Cross-country running with your dog

Three years ago, Didi Mann was recently retired and contemplating a life “sitting at home reading books and eating chocolate”, when she read an article about Cani-X (pronounced “Cani-cross”), the sport of cross-country running while harnessed to your dog.

Despite never having participated in any sport, Mann was sufficiently intrigued to turn up at the next event, close to her West Sussex home, with her elderly border cross lakeland terrier Tess, and give it a go. She is now a British champion in the over-60s category and has become an enthusiastic member of a rapidly growing band of besotted devotees of an unlikely sport.

The British championships, established five years ago, run throughout the winter months at venues across the country, and attract up to 180 competitors for each meet. In October, the first British team competed at the European Cani-X championships in the Czech Republic; from one runner last year, the UK fielded a team of 27 competitors.

Tomorrow sees the latest event in the season, a three-mile run through Cannock Chase in Staffordshire.

Though long-established in the US and mainland Europe, Cani-X was almost unknown in this country when in 2003 Richard and Eileen Cook pinned posters on trees in the Forest of Dean asking if dog walkers were interested in getting together for a human-canine race. They now organise the national championships and last year Richard was admitted to the European federation board.

Though it is acceptable to run with your pet on a lead, serious runners invest in specialist shoulder harnesses (for their dogs) and waist belts (for themselves), attached by a bungee rope.

The etiquette is strict: no dragging of dogs, giving way to overtaking from the rear, and no shouting at dogs or members of the public. “Try to get your dog to do its business before the race,” says one of the race guidelines. Runners are obliged to pick up poop, potentially losing valuable seconds.
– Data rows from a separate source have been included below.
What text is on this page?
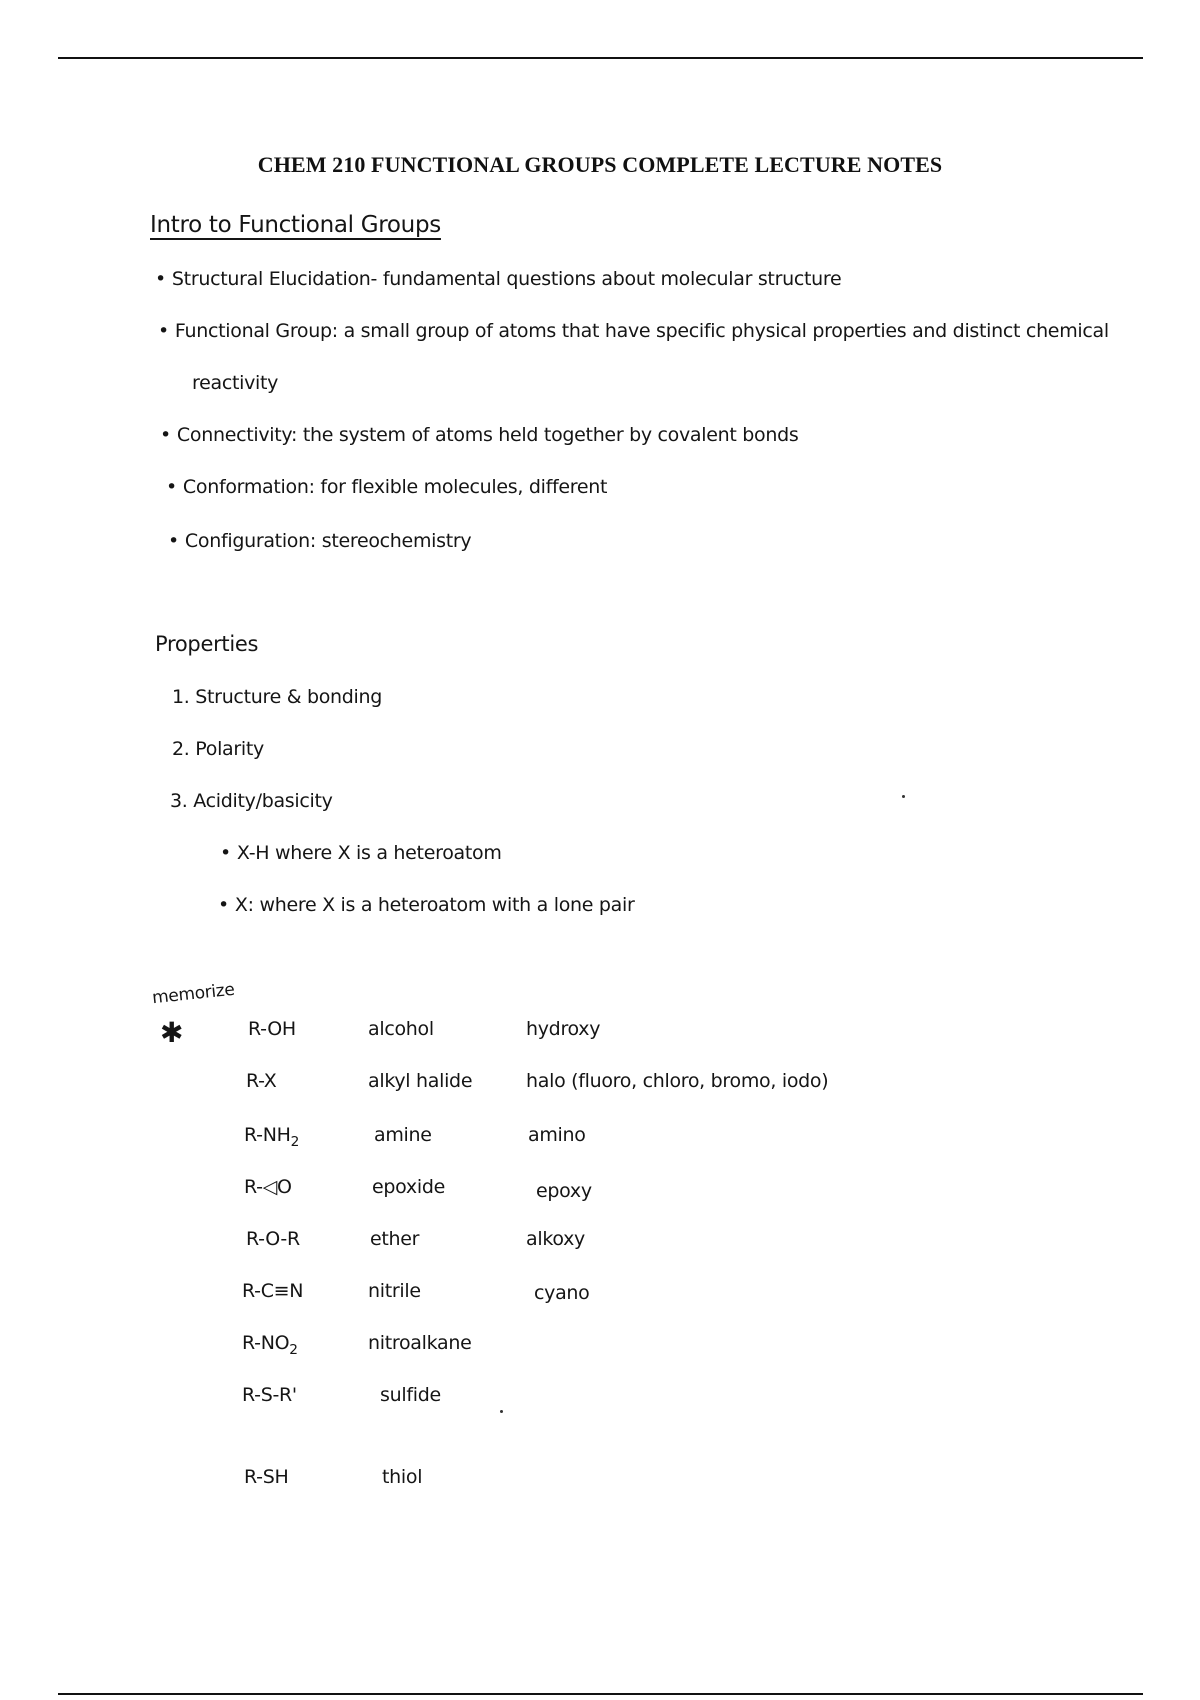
CHEM 210 FUNCTIONAL GROUPS COMPLETE LECTURE NOTES
Intro to Functional Groups
• Structural Elucidation- fundamental questions about molecular structure
• Functional Group: a small group of atoms that have specific physical properties and distinct chemical
reactivity
• Connectivity: the system of atoms held together by covalent bonds
• Conformation: for flexible molecules, different
• Configuration: stereochemistry
Properties
1. Structure & bonding
2. Polarity
3. Acidity/basicity
• X-H where X is a heteroatom
• X: where X is a heteroatom with a lone pair
memorize
✱	R-OH	alcohol	hydroxy
R-X	alkyl halide	halo (fluoro, chloro, bromo, iodo)
$R-NH_2$	amine	amino
R-◁O	epoxide	epoxy
R-O-R	ether	alkoxy
R-C≡N	nitrile	cyano
$R-NO_2$	nitroalkane
R-S-R'	sulfide
R-SH	thiol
The Cooks stumbled across Cani-X while looking for a way to train with their Siberian huskies Pasha and Alexi. They had tried the Alpine pursuit of skijoring, or skiing while pulled by dogs, but opportunities to train off-season were limited near their Cheltenham home. While looking on the internet for skijor harnesses an American correspondent mentioned an off-season activity popular there – running with dogs in harness.

For serious competitors, there is a marked potential benefit if your dog can be trained to pull. But since almost any breed of dog can outrun a human, says Eileen Cook, the type of dog is largely immaterial. “I always call it cross country running with your pet dog, because it’s for every dog,” she says.

“I’m sure I’ve seen every single breed running at our events. One woman ran with her pug.”

Mann has since retired Tess and now runs with Lottie, a frisky two-year-old jack russell. She came second in her category, taking her championship tally to 57. “My grandfather used to show terriers very seriously at Crufts, though I don’t know that he would have approved of his granddaughter running around with them for fun,” she says. “But why not? People sort of think, ‘Oh, 60s, how ghastly, what am I going to do now?’ And it isn’t. It’s just the start of the rest of your life.”

With a race season that continues until May, the Cooks are beginning to feel the strain of loading their trailer and campervan every two weeks to prune pathways and mark courses, starting, timing and commentating on races, as well as awarding the prizes.

“We would like to license the sport, so other people can run their own events.” She can foresee it becoming as big as agility that is featured at 600 events a year: “That started in someone’s back yard and look at it now.”

Having secured an exhibition slot for the sport at Crufts last year and a repeat invitation at this year’s show, her sights are now considerably higher; she is awaiting a response from the British Olympic Association to her request for an exhibition race inside the 2012 Olympic stadium.

However, the home team may have some training to do first: despite their enthusiasm, the first British assault on the European championship failed to bring home any prizes.

The sport is already more popular in the UK than the rest of Europe, Eileen thinks. Why? “Oh that’s easy. We do love our dogs in this country, and we are always searching for things we can do with them.”